Zo ook voor de Raad voor de leefomgeving en infrastructuur (Rli).
U heeft er zo-even al veel over gehoord.

De Raad onderzocht in dit rapport een paar zeer interessante vragen:
Hoe kunnen we als overheid gerichte gedragskennis benutten om mensen duurzaam te laten doen?
Hoe beïnvloed je dat gedrag van mensen?
En hoe ver mag je daarin gaan?
Waarom zijn de antwoorden op deze vragen nou zo waardevol?

Veel van het overheidsbeleid - zeker op het terrein van milieu - doet een beroep op gedrag van mensen.
Of het nu gaat om slimmer reizen of het kopen van energiezuinige apparaten of het recyclen van afval.

Mijn ambitie is een samenleving waar iedereen zo duurzaam mogelijk koopt, gebruikt en hergebruikt.
Dat vraagt echter wel om meer kennis over het gedrag van mensen.
Er wordt gezegd dat 95% van ons gedrag onbewust is.
Beleid gericht op rationele factoren is dus vrij kansloos.
Meer kennis is een voorwaarde om op de juiste manieren en met de juiste maatregelen te komen.
Zo kunnen we mensen daadwerkelijk bewegen duurzaam te kiezen.
Duurzaam te doen. 

En dat is hard nodig.
Als we blijven doen wat we de afgelopen jaren deden, missen we de kans op een gezonde en veilige wereld.
Voor ons.
En de generaties na ons.
En: we missen een grote kans om onze economie krachtiger en groener te maken.

De huidige tijd vereist een andere manier van denken en handelen van de overheid.
We moeten de krachten van de samenleving beter benutten.
Daarvoor zijn coalities nodig, met ondernemers, kennisinstellingen, maatschappelijke organisaties en burgers.
Ik geloof in die kracht van de samenleving.
Met de nadruk op samen.

Als mensen elkaar inspireren tot ander gedrag kan daar een enorme energie van uitgaan.
Ik heb het op een eerdere gelegenheid wel eens het 'Stoner effect' genoemd. Misschien kent u het boek Stoner van John Williams, een roman over het leven van een beetje saaie man die op een universiteit colleges geeft.
Niet een spectaculair verhaal, maar wel in een prachtig literaire stijl geschreven.
Het is nu een bestseller.
Maar het verscheen al in 1966.
Toen deed het boek niks bij het publiek.
50 later wordt het boek opnieuw uitgegeven.
En plots bestormt het de literaire top 10 lijstjes en leesclubs.
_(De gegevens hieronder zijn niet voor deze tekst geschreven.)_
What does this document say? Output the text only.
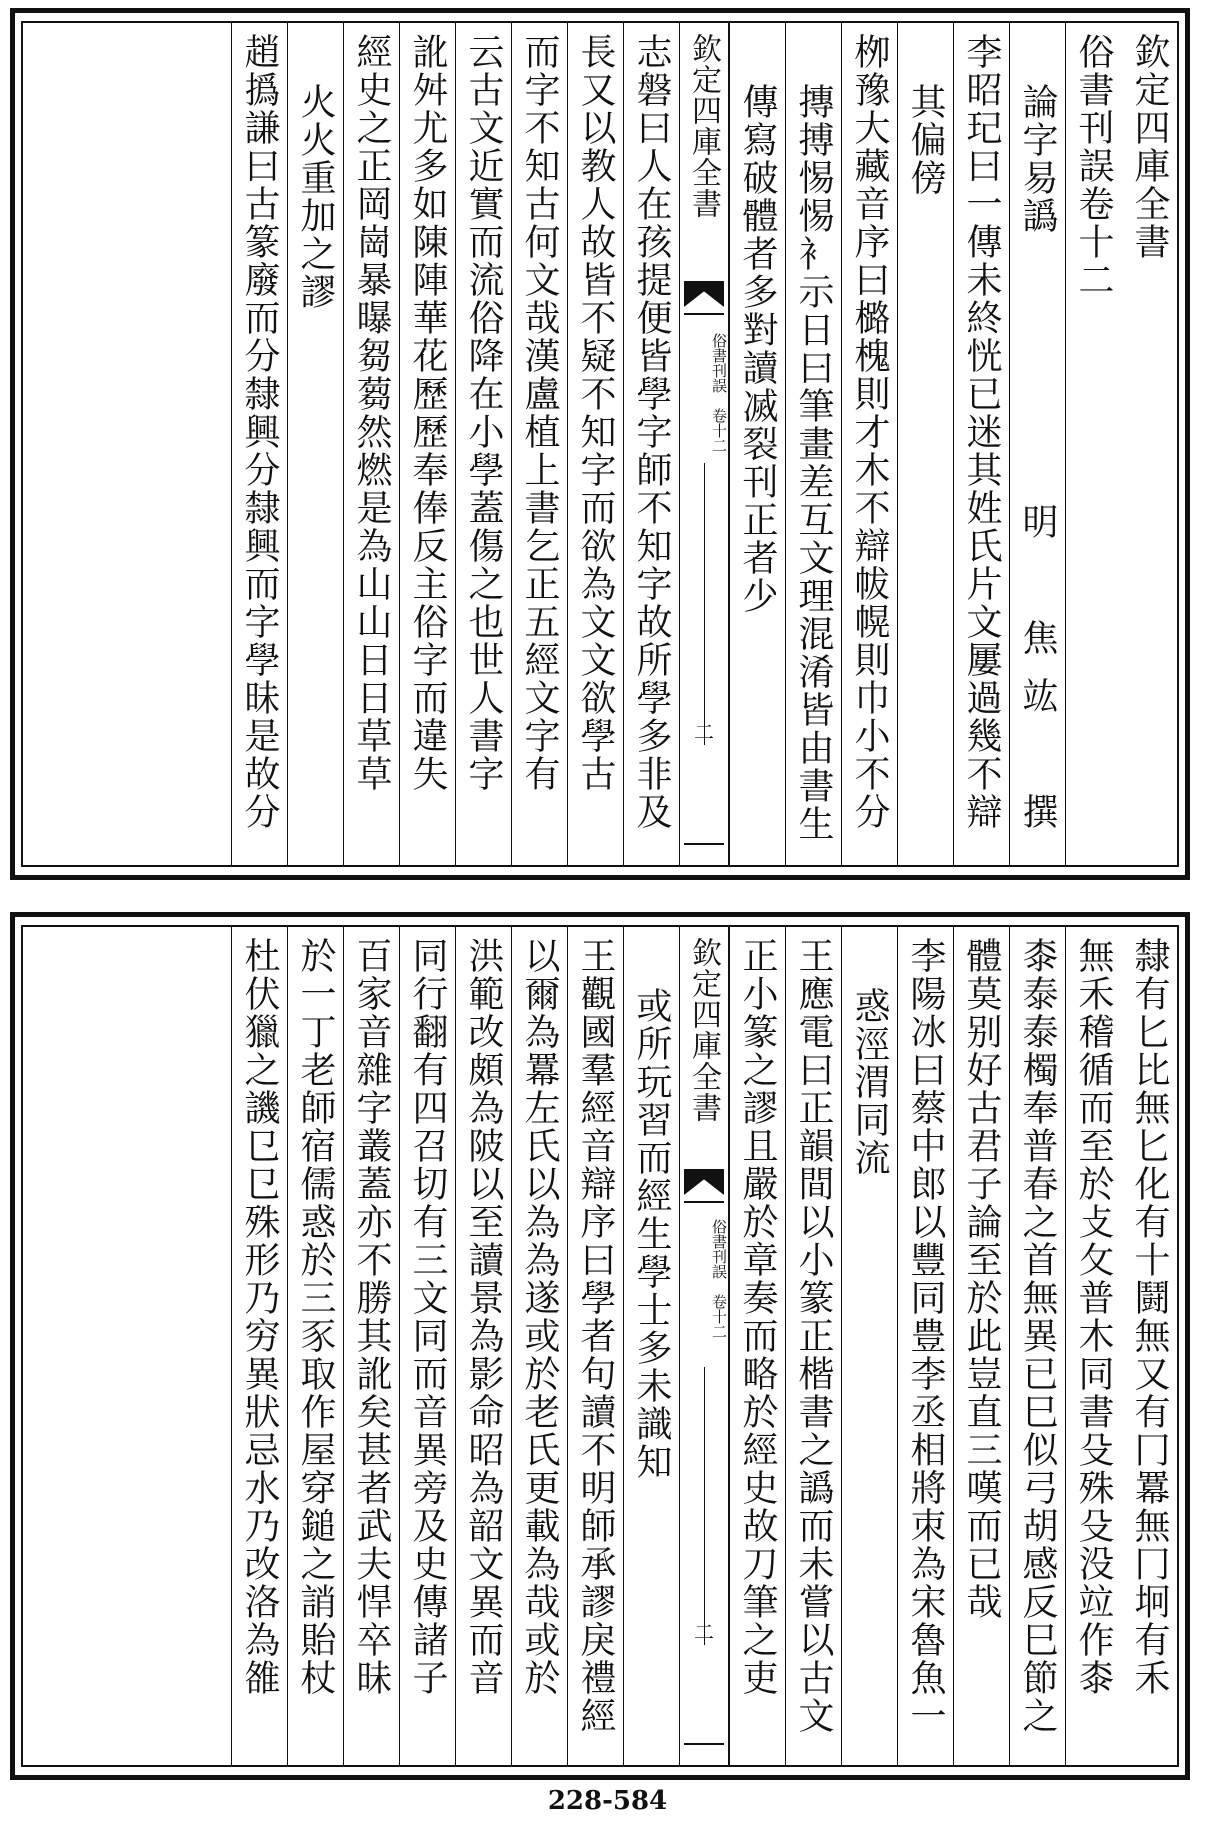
欽定四庫全書
俗書刊誤卷十二
論字易譌
明　焦竑　撰
李昭玘曰一傳未終恍已迷其姓氏片文屢過幾不辯
其偏傍
栁豫大藏音序曰㯝槐則才木不辯帗幌則巾小不分
摶搏惕惕衤示日曰筆畫差互文理混淆皆由書生
傳寫破體者多對讀㓕裂刊正者少
欽定四庫全書
俗書刊誤　卷十二
二
志磐曰人在孩提便皆學字師不知字故所學多非及
長又以教人故皆不疑不知字而欲為文文欲學古
而字不知古何文哉漢盧植上書乞正五經文字有
云古文近實而流俗降在小學蓋傷之也世人書字
訛舛尤多如陳陣華花歷歷奉俸反主俗字而違失
經史之正岡崗暴曝芻蒭然燃是為山山日日草草
火火重加之謬
趙撝謙曰古篆廢而分隸興分隸興而字學昧是故分
隸有匕比無匕化有十鬪無又有冂羃無冂坰有禾
無禾稽循而至於攴攵普木同書殳殊殳没竝作桼
桼泰泰㯮奉普春之首無異已巳似弓胡感反巳節之
體莫别好古君子論至於此豈直三嘆而已哉
李陽冰曰蔡中郎以豐同豊李丞相將朿為宋魯魚一
惑涇渭同流
王應電曰正韻間以小篆正楷書之譌而未嘗以古文
正小篆之謬且嚴於章奏而略於經史故刀筆之吏
欽定四庫全書
俗書刊誤　卷十二
二
或所玩習而經生學士多未識知
王觀國羣經音辯序曰學者句讀不明師承謬戾禮經
以爾為羃左氏以為為遂或於老氏更載為哉或於
洪範改頗為陂以至讀景為影命昭為韶文異而音
同行翻有四召切有三文同而音異旁及史傳諸子
百家音雜字叢蓋亦不勝其訛矣甚者武夫悍卒昧
於一丁老師宿儒惑於三豕取作屋穿鎚之誚貽杖
杜伏獵之譏㔾㔾殊形乃穷異狀忌水乃改洛為雒
228-584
De sociale media en ouderwetse mond-tot-mond reclame doen hun werk.
Ik geloof in dit effect.
Een effect waarbij mensen elkaar overtuigen en navolgen.
Ook op het vlak van duurzaamheid.
Ik kan dat ook op mezelf betrekken.
Ik liet zonnepanelen op mijn dak plaatsen toen de buren daar enthousiast over vertelden.
De crux is: hoe zorgen we ervoor dat mensen de stap van duurzaam denken naar duurzaam doen maken.

De signalen zijn gunstig.
We zien dat Nederlanders steeds meer duurzaam en bewust kiezen.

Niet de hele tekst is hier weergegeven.